In order for the people of Israel to be healed from the judgment of their unfaithfulness, Moses held up a bronze serpent & they had to look upon the very instrument of their judgment to be healed (Numbers 21:9). In John 3, we are told that Jesus had to be lifted up on the cross like the serpent in Numbers. In Numbers, God’s covenant people had to look up to a serpent to be healed, and in John, all of humanity has to look up to a crucified man because it is humanity that is under the curse. Likewise, for true healing, white people have to look up and truly come to terms with what they’ve done. Healing cannot come without repentance, and White Evangelicals must come to true repentance if they are going to be healed. Also, true conciliation and healing will not happen without comprehensive repentance the includes owning the depths of sin along intentional action turning away from sinful patterns confessed.

Faithfulness is not a switch that can just be turned on; it has to be accompanied by the hard and sometimes agonizing process of repentance. Beloved evangelicals, there are layers of hurt & woundedness that’ll take time to heal between the black & white community. Still, the church must lead the way & there is genuine repentance necessary for this to be accomplished. This repentance needed is likely both on a personal & community level. I pray that all of you who need to will pursue repentance. I want to see you all abound and flourish in faithfulness. I’m committed to not heaping guilt or shame on you for the profound betrayal of love many of you are culpable for, but I want us to be honest about what has transpired. If these realities hurt you, I hope it is a surgical wound that leads to healing and not a mortal wound that leaves you only scarred. I’m committed to encouraging you all & spurring you on in good works.
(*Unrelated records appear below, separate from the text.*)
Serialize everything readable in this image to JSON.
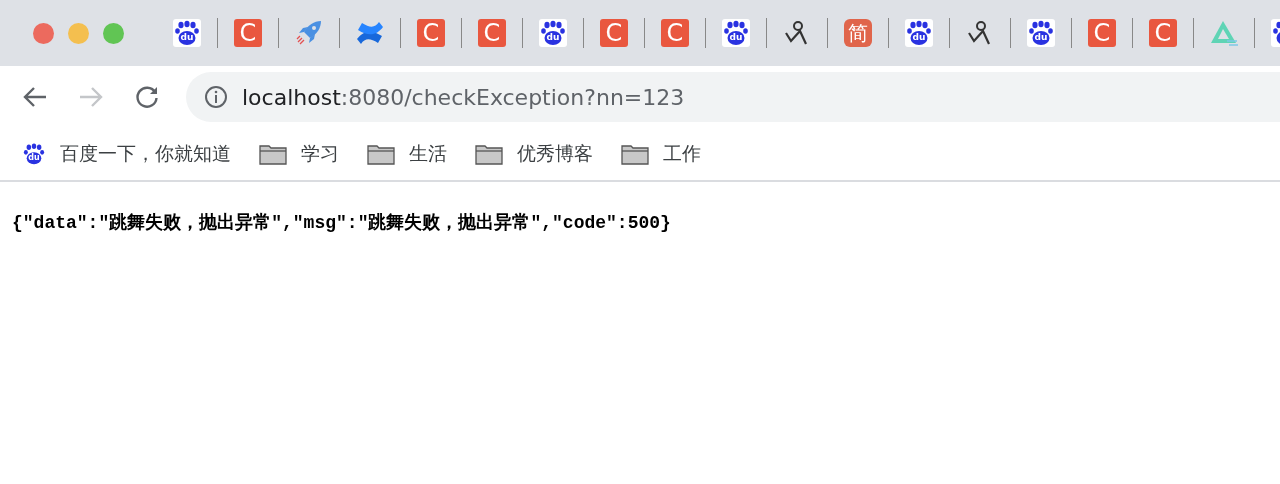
{
  "tabs": [
    {
      "kind": "baidu",
      "glyph": "du"
    },
    {
      "kind": "c",
      "glyph": "C"
    },
    {
      "kind": "rocket"
    },
    {
      "kind": "confluence"
    },
    {
      "kind": "c",
      "glyph": "C"
    },
    {
      "kind": "c",
      "glyph": "C"
    },
    {
      "kind": "baidu",
      "glyph": "du"
    },
    {
      "kind": "c",
      "glyph": "C"
    },
    {
      "kind": "c",
      "glyph": "C"
    },
    {
      "kind": "baidu",
      "glyph": "du"
    },
    {
      "kind": "pen"
    },
    {
      "kind": "jian",
      "glyph": "简"
    },
    {
      "kind": "baidu",
      "glyph": "du"
    },
    {
      "kind": "pen"
    },
    {
      "kind": "baidu",
      "glyph": "du"
    },
    {
      "kind": "c",
      "glyph": "C"
    },
    {
      "kind": "c",
      "glyph": "C"
    },
    {
      "kind": "triangle"
    },
    {
      "kind": "baidu"
    }
  ],
  "address_bar": {
    "host": "localhost",
    "rest": ":8080/checkException?nn=123"
  },
  "bookmarks": [
    {
      "kind": "baidu",
      "glyph": "du",
      "label": "百度一下，你就知道"
    },
    {
      "kind": "folder",
      "label": "学习"
    },
    {
      "kind": "folder",
      "label": "生活"
    },
    {
      "kind": "folder",
      "label": "优秀博客"
    },
    {
      "kind": "folder",
      "label": "工作"
    }
  ],
  "page_text": "{\"data\":\"跳舞失败，抛出异常\",\"msg\":\"跳舞失败，抛出异常\",\"code\":500}"
}
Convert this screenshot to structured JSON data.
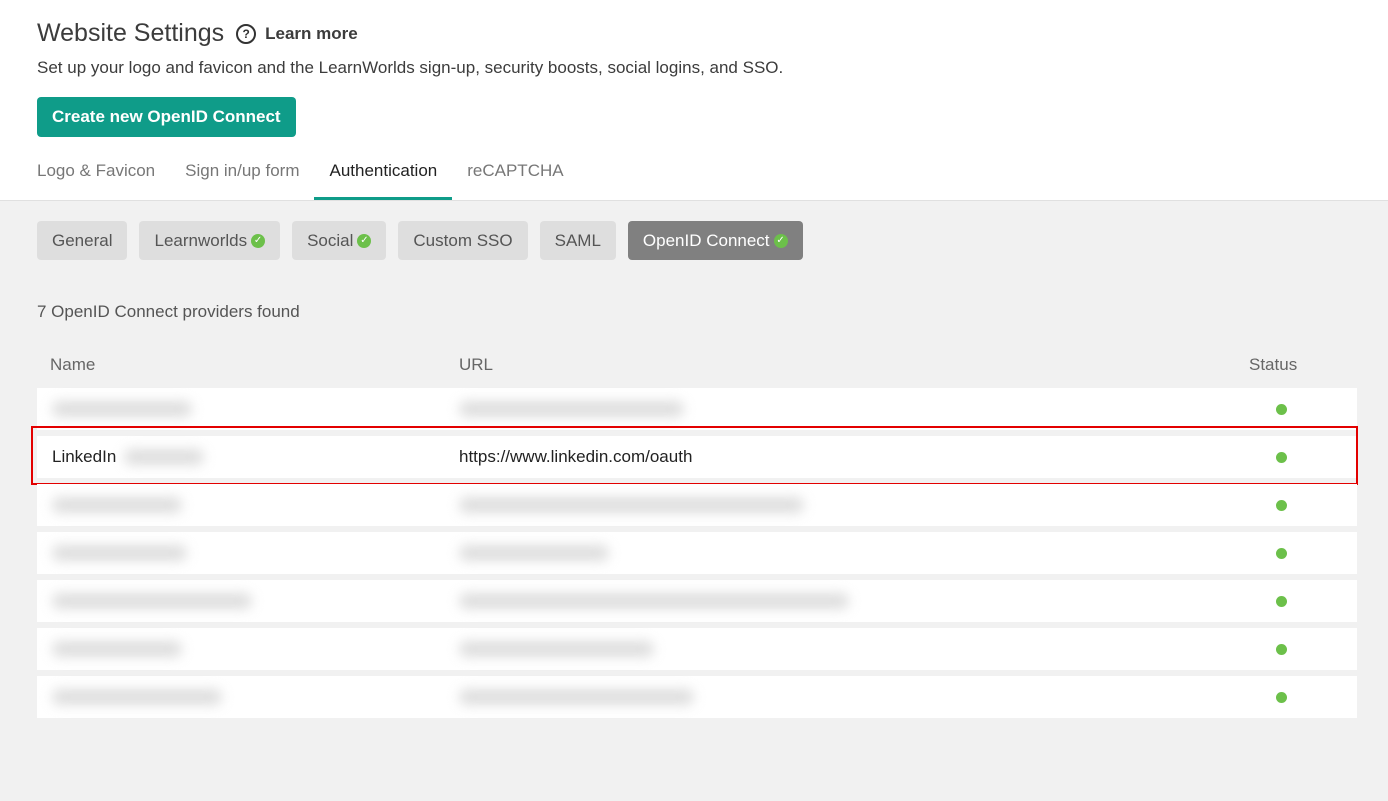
{
  "header": {
    "title": "Website Settings",
    "help_icon": "?",
    "learn_more": "Learn more",
    "subtitle": "Set up your logo and favicon and the LearnWorlds sign-up, security boosts, social logins, and SSO.",
    "create_button": "Create new OpenID Connect",
    "tabs": [
      {
        "label": "Logo & Favicon",
        "active": false
      },
      {
        "label": "Sign in/up form",
        "active": false
      },
      {
        "label": "Authentication",
        "active": true
      },
      {
        "label": "reCAPTCHA",
        "active": false
      }
    ]
  },
  "subtabs": [
    {
      "label": "General",
      "enabled": false,
      "active": false
    },
    {
      "label": "Learnworlds",
      "enabled": true,
      "active": false
    },
    {
      "label": "Social",
      "enabled": true,
      "active": false
    },
    {
      "label": "Custom SSO",
      "enabled": false,
      "active": false
    },
    {
      "label": "SAML",
      "enabled": false,
      "active": false
    },
    {
      "label": "OpenID Connect",
      "enabled": true,
      "active": true
    }
  ],
  "providers_count": "7 OpenID Connect providers found",
  "table": {
    "columns": [
      "Name",
      "URL",
      "Status"
    ],
    "rows": [
      {
        "name": "",
        "url": "",
        "status": "active"
      },
      {
        "name": "LinkedIn",
        "url": "https://www.linkedin.com/oauth",
        "status": "active"
      },
      {
        "name": "",
        "url": "",
        "status": "active"
      },
      {
        "name": "",
        "url": "",
        "status": "active"
      },
      {
        "name": "",
        "url": "",
        "status": "active"
      },
      {
        "name": "",
        "url": "",
        "status": "active"
      },
      {
        "name": "",
        "url": "",
        "status": "active"
      }
    ]
  },
  "colors": {
    "accent": "#0f9c89",
    "status_green": "#6cc04a",
    "highlight_red": "#e30000"
  },
  "icons": {
    "help": "help-circle-icon",
    "check": "check-circle-icon",
    "status": "status-dot-icon"
  }
}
Listen, I desire peace & conciliation so much that I want y’all to feel the weight of this, sit with it, & repent in a genuine way to radical change and transformation can take place. Beloved, if you truly understood what the black community has been enduring for centuries, & what it has been experiencing in this present time, you all would’ve been in the streets years ago. You all would’ve been having sleepless nights & have been in emotional agony years ago. But we’ve carried the burden, alone. Many of us have endured spiritual abuse and have lost our churches and friendships as we have tried to help you see. Why now? We’ve been crying out as voices in the wilderness for years.
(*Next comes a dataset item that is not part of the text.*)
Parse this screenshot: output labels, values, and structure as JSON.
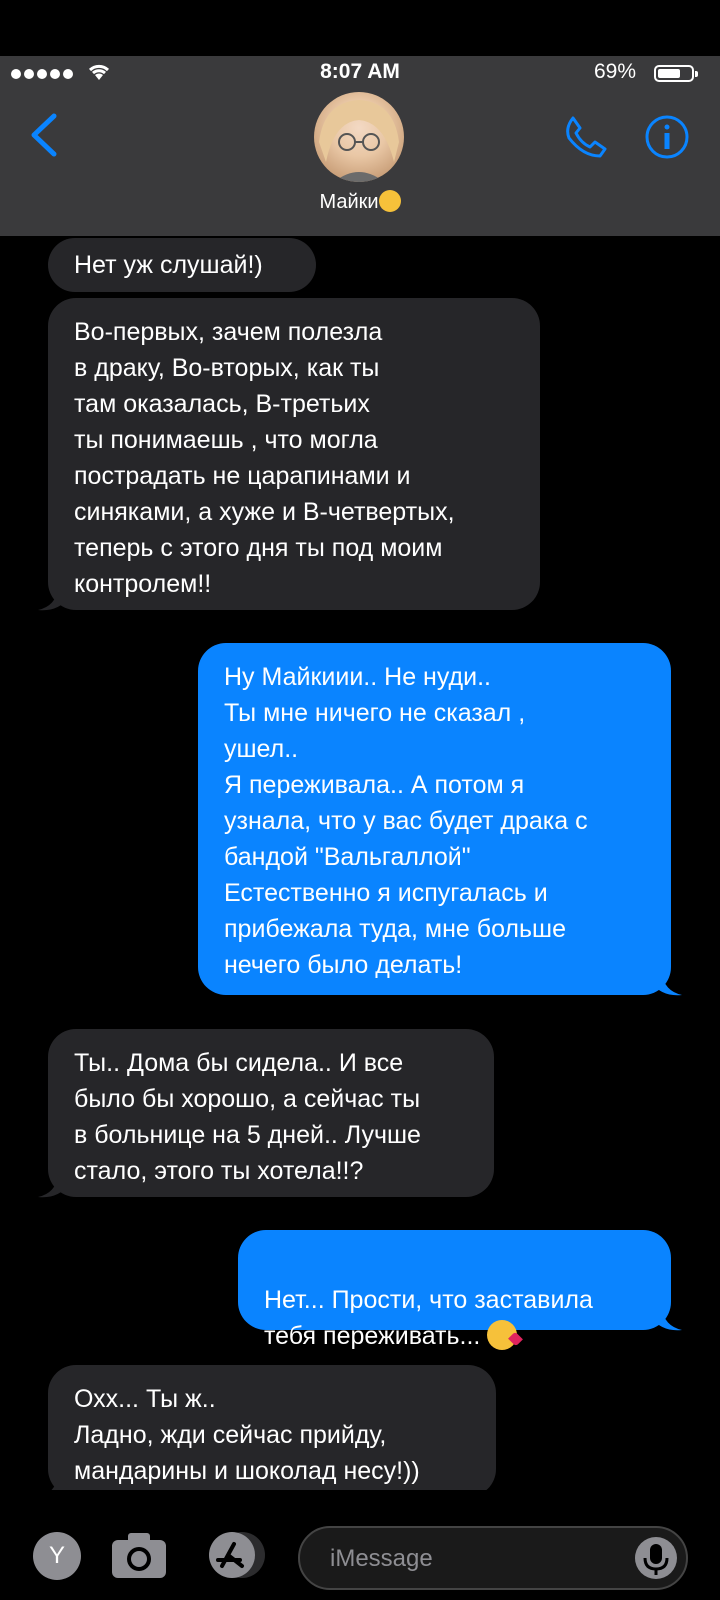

There is good news! There is awesome news! There is forgiveness & grace for you all! No white person who turns to God in repentance for their apathy, despite its depth, will be cast away. God loves black people, he is grieved at the betrayal they’ve endured, but he is merciful! Repentance may require you to speak to black people you have a relationship with and ask them for forgiveness for your apathy. It may require personal, corporate, or collective repentance. It will be hard and may even be embarrassing, but I promise you that most people will receive you and forgiveness. There is restoration on the other side of genuine repentance. Also, You must leave room for the possibility that you may have wounded/traumatized individuals to such a degree that for their own well being, they may not respond to your outreach. Press on in repentance; there’s healing there. There is reconciliation and restoration beyond the hard work of coming to terms with the gravity of your sin.